Because the integration point is a single HTTP call with a built-in safety timer, you do not need a dedicated chaos platform at all. A cron job, a CI pipeline, a k6 setup()/teardown(), an AWS Step Functions state, a Gremlin scenario hook, or a load-test harness can each drive a game-day exercise with one curl:
# a self-contained, self-healing game-day fault: one call, auto-reverts in 10 minutes
curl -sf -X PUT http://mockserver:1080/mockserver/serviceChaos \
-H 'Content-Type: application/json' \
-d '{"host":"payments.svc","chaos":{"errorStatus":503,"errorProbability":0.5,"latency":{"timeUnit":"MILLISECONDS","value":1000}},"ttlMillis":600000}'
While an experiment runs you can confirm what is active and watch the countdown:
# shows each registered host, its profile, and the remaining TTL countdown
curl -sf http://mockserver:1080/mockserver/serviceChaos
# -> { "services": { "payments.svc": { ... } }, "ttlRemainingMillis": { "payments.svc": 248123 } }
When metrics are enabled, the mock_server_active_service_chaos Prometheus gauge reports how many hosts currently have active service-scoped chaos. Because it drops to 0 as profiles are cleared or their TTLs lapse, mock_server_active_service_chaos > 0 is a natural alert for "a chaos experiment is still live" — a useful guard against an orchestrator that forgot to clean up. See Observability.
Any orchestrator that can make an HTTP call (or run a shell step) can drive MockServer's service-scoped chaos through PUT /mockserver/serviceChaos. Register a chaos profile for an upstream host at the start of the experiment, run your steady-state checks, then clear it at the end. Always include a ttlMillis so the fault auto-reverts even if the orchestrator never sends the clear. See The integration pattern above.

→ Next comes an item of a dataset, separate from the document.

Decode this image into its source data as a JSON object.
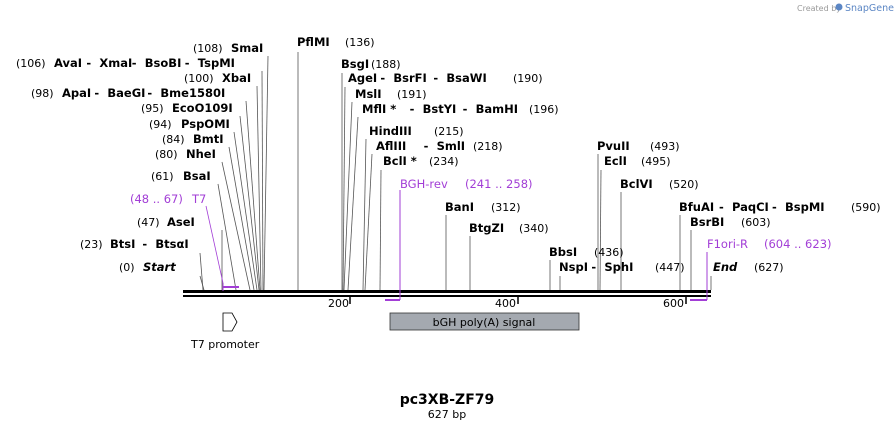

Add a ttlMillis (time-to-live) to the registration. MockServer auto-reverts the chaos that many milliseconds after it is registered, so the injected fault self-heals even if the orchestrator crashes, times out, or its rollback step never runs. This dead-man's-switch is the recommended safety net for every orchestrator integration.
No. Neither has a generic HTTP action, so you wrap a control-plane call in a step they can run — an SSM RunShellScript document for AWS FIS, or an Azure Automation runbook / pipeline step for Azure Chaos Studio. Because those tools cannot guarantee a rollback step runs, set a ttlMillis matched to the experiment duration so MockServer reverts the fault on its own.
The /mockserver/serviceChaos endpoint is protected by control-plane authentication when it is configured (mTLS or a JWT). Supply the same credentials your other control-plane calls use — for a JWT, add an Authorization: Bearer <token> header to the curl / HTTP request. See Configuration Properties.